Dualisme pengaturan adalah pengaturan sistem pada Negara Indonesia yang bersifat
dualism sehingga mengakibatkan keterhambatnya pembangunan di Indonesia.
Kependudukan dan Kemiskinan
Kependudukan di Indonesia tidak merata sehingga kepadatan di beberapa kota besar
sangat mempengaruhi pembangunan. Dengan kepadatan penduduk tersebut maka persaingan
untuk mencari lapangan kerja sangat sulit, dan mengakibatkan pengangguran dan Kemiskinan.
Dampak Pengangguran Terhadap Pembangunan Nasional
Pengangguran merupakan masalah pokok dalam suatu masyarakat modern. Jika tingkat
pengangguran tinggi, sumber daya menjadi terbuang percuma dan tingkat pendapatan
masyarakat akan merosot. Situasi ini menimbulkan kelesuan ekonomi yang berpengaruh pula
pada emosi masyarakat dan kehidupan keluarga sehari-hari.
Pengangguran berdampak besar terhadap pembangunan nasional.

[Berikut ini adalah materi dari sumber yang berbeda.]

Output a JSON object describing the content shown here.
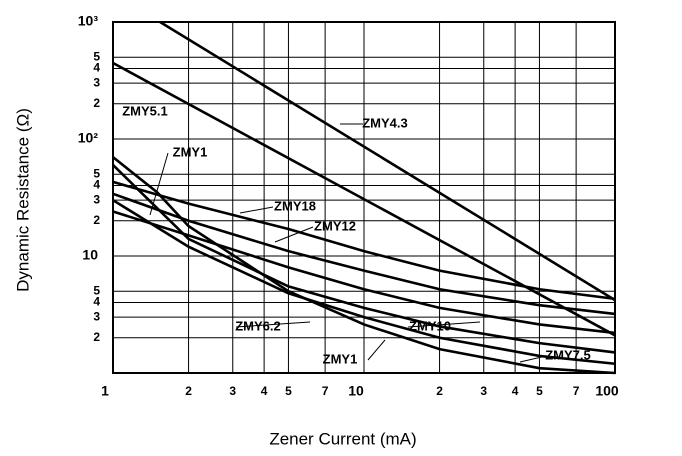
{
  "chart_data": {
    "type": "line",
    "ylabel": "Dynamic Resistance (Ω)",
    "xlabel": "Zener Current (mA)",
    "xscale": "log",
    "yscale": "log",
    "grid": true,
    "color": "#000000",
    "xlim": [
      1,
      100
    ],
    "ylim": [
      1,
      1000
    ],
    "xticks": [
      1,
      2,
      3,
      4,
      5,
      7,
      10,
      {
        "value": 20,
        "label": "2"
      },
      {
        "value": 30,
        "label": "3"
      },
      {
        "value": 40,
        "label": "4"
      },
      {
        "value": 50,
        "label": "5"
      },
      {
        "value": 70,
        "label": "7"
      },
      100
    ],
    "yticks": [
      {
        "value": 1000,
        "label": "10³"
      },
      {
        "value": 500,
        "label": "5"
      },
      {
        "value": 400,
        "label": "4"
      },
      {
        "value": 300,
        "label": "3"
      },
      {
        "value": 200,
        "label": "2"
      },
      {
        "value": 100,
        "label": "10²"
      },
      {
        "value": 50,
        "label": "5"
      },
      {
        "value": 40,
        "label": "4"
      },
      {
        "value": 30,
        "label": "3"
      },
      {
        "value": 20,
        "label": "2"
      },
      10,
      5,
      4,
      3,
      2
    ],
    "series": [
      {
        "name": "ZMY4.3",
        "color": "#000000",
        "x": [
          1.54,
          100
        ],
        "values": [
          1000,
          4.2
        ]
      },
      {
        "name": "ZMY5.1",
        "color": "#000000",
        "x": [
          1,
          100
        ],
        "values": [
          446,
          2.1
        ]
      },
      {
        "name": "ZMY1",
        "color": "#000000",
        "x": [
          1,
          1.5,
          2,
          5,
          10,
          20,
          50,
          100
        ],
        "values": [
          70,
          35,
          18,
          5,
          2.6,
          1.6,
          1.1,
          1.0
        ]
      },
      {
        "name": "ZMY18",
        "color": "#000000",
        "x": [
          1,
          2,
          5,
          10,
          20,
          50,
          100
        ],
        "values": [
          43,
          28,
          17,
          11,
          7.5,
          5.2,
          4.3
        ]
      },
      {
        "name": "ZMY12",
        "color": "#000000",
        "x": [
          1,
          2,
          5,
          10,
          20,
          50,
          100
        ],
        "values": [
          34,
          20,
          11,
          7.5,
          5.2,
          3.8,
          3.2
        ]
      },
      {
        "name": "ZMY6.2",
        "color": "#000000",
        "x": [
          1,
          2,
          5,
          10,
          20,
          50,
          100
        ],
        "values": [
          30,
          12,
          4.8,
          3.0,
          2.0,
          1.4,
          1.2
        ]
      },
      {
        "name": "ZMY10",
        "color": "#000000",
        "x": [
          1,
          2,
          5,
          10,
          20,
          50,
          100
        ],
        "values": [
          24,
          15,
          8,
          5.2,
          3.6,
          2.6,
          2.2
        ]
      },
      {
        "name": "ZMY7.5",
        "color": "#000000",
        "x": [
          1,
          2,
          5,
          10,
          20,
          50,
          100
        ],
        "values": [
          60,
          14,
          5.5,
          3.6,
          2.5,
          1.8,
          1.5
        ]
      }
    ],
    "annotations": [
      "ZMY1"
    ]
  }
}
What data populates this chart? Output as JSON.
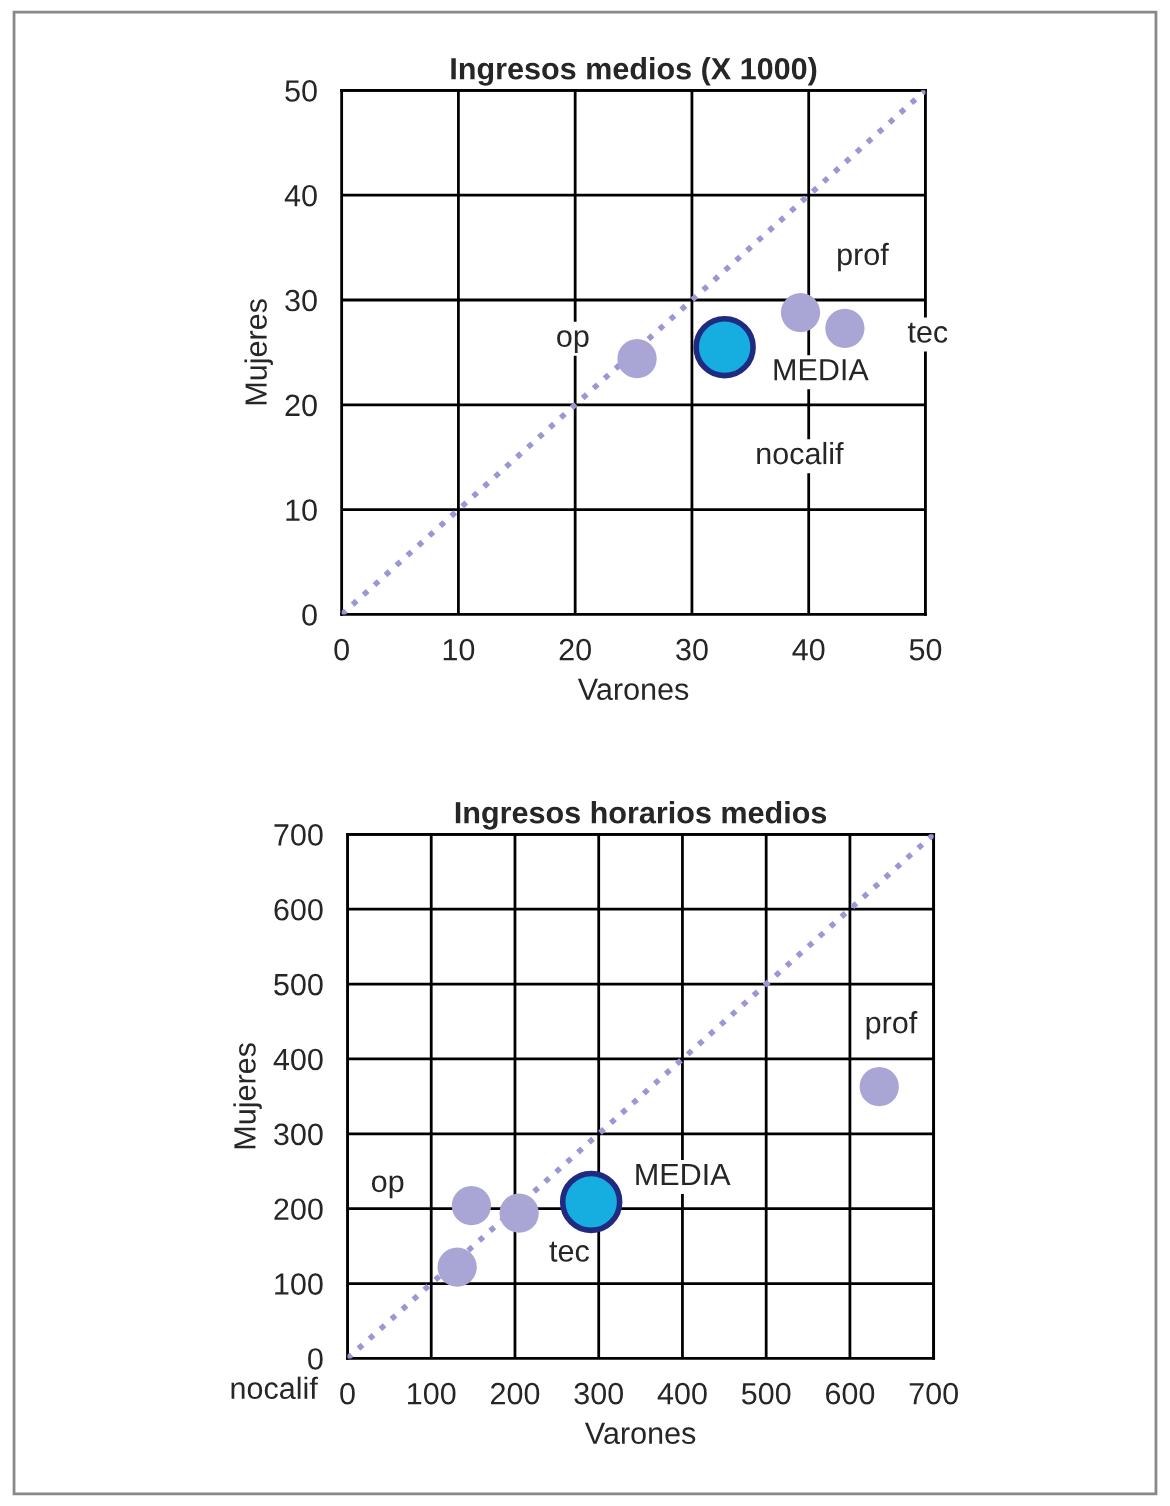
{
  "chart_data": [
    {
      "type": "scatter",
      "title": "Ingresos medios (X 1000)",
      "xlabel": "Varones",
      "ylabel": "Mujeres",
      "xlim": [
        0,
        50
      ],
      "ylim": [
        0,
        50
      ],
      "xticks": [
        0,
        10,
        20,
        30,
        40,
        50
      ],
      "yticks": [
        0,
        10,
        20,
        30,
        40,
        50
      ],
      "grid": true,
      "series": [
        {
          "type": "line",
          "color": "#9a98d4",
          "line_style": "dotted",
          "x": [
            0,
            50
          ],
          "values": [
            0,
            50
          ]
        },
        {
          "color": "#a9a6d6",
          "marker": "circle",
          "x": [
            25.3,
            39.3,
            43.1
          ],
          "values": [
            24.4,
            28.8,
            27.3
          ]
        },
        {
          "color": "#16aee0",
          "marker": "circle",
          "x": [
            32.8
          ],
          "values": [
            25.5
          ]
        }
      ],
      "annotations": [
        {
          "text": "op",
          "x": 19.8,
          "y": 26.3
        },
        {
          "text": "prof",
          "x": 44.6,
          "y": 34.1
        },
        {
          "text": "tec",
          "x": 50.2,
          "y": 26.7
        },
        "MEDIA",
        "nocalif"
      ]
    },
    {
      "type": "scatter",
      "title": "Ingresos horarios medios",
      "xlabel": "Varones",
      "ylabel": "Mujeres",
      "xlim": [
        0,
        700
      ],
      "ylim": [
        0,
        700
      ],
      "xticks": [
        0,
        100,
        200,
        300,
        400,
        500,
        600,
        700
      ],
      "yticks": [
        0,
        100,
        200,
        300,
        400,
        500,
        600,
        700
      ],
      "grid": true,
      "series": [
        {
          "type": "line",
          "color": "#9a98d4",
          "line_style": "dotted",
          "x": [
            0,
            700
          ],
          "values": [
            0,
            700
          ]
        },
        {
          "color": "#a9a6d6",
          "marker": "circle",
          "x": [
            148,
            205,
            131,
            635
          ],
          "values": [
            204,
            194,
            122,
            363
          ]
        },
        {
          "color": "#16aee0",
          "marker": "circle",
          "x": [
            291
          ],
          "values": [
            209
          ]
        }
      ],
      "annotations": [
        {
          "text": "op",
          "x": 48,
          "y": 233
        },
        {
          "text": "tec",
          "x": 265,
          "y": 140
        },
        "MEDIA",
        {
          "text": "prof",
          "x": 649,
          "y": 445
        },
        "nocalif"
      ]
    }
  ]
}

Dampak pengangguran
terhadap pembangunan nasional dapat dilihat melalui hubungan antara pengangguran dan
indikator-indikator berikut ini:
1. Pendapatan Nasional dan Pendapatan per Kapita
Upah merupakan salah satu komponen dalam penghitungan pendapatan nasional. Apabila tingkat
pengangguran semakin tinggi, maka nilai komponen upah akan semakin kecil. Dengan demikian,
nilai pendapatan nasional pun akan semakin kecil. Pendapatan per kapita adalah pendapatan
nasional dibagi jundah penduduk. Oleh karna itu, nilai pendapatan nasional yang semakin kecil
akibat pengangguran akan menurunkan nilai pendapatan per kapita.
2. Beban Psikologi
Semakin lama seseorang menganggur, semakin besar beban psikologis yang harus ditanggung.
Secara psikologis, orang yang menganggur mempunyai perasaan tertekan, sehingga berpengaruh

terhadap berbagai perilakunya dalam kehidupan sehari-hari. Dampak psikologis ini mempunyai
efek domino di mana secara sosial, orang menganggur akan merasa minder karena status sosial
yang tidak atau belum jelas.
3. Biaya Sosial
Dengan semakin besarnya jumlah penganggur, semakin besar pula biaya sosial yang harus
dikeluarkan. Biaya sosial itu mencakup biaya atas peningkatan tugas-tugas medis, biaya
keamanan, dan biaya proses peradilan sebagai akibat meningkatnya tindak kejahatan.
4. Penerimaan Negara
Salah satu sumber penerimaan negara adalah pajak, khususnya pajak penghasilan. Pajak
penghasilan diwajibkan bagi orang-orang yang memiliki pekerjaan. Apabila tingkat
pengangguran meningkat, maka jumlah orang yang membayar pajak penghasilan berkurang.
Akibatnya penerimaan negara pun berkurang.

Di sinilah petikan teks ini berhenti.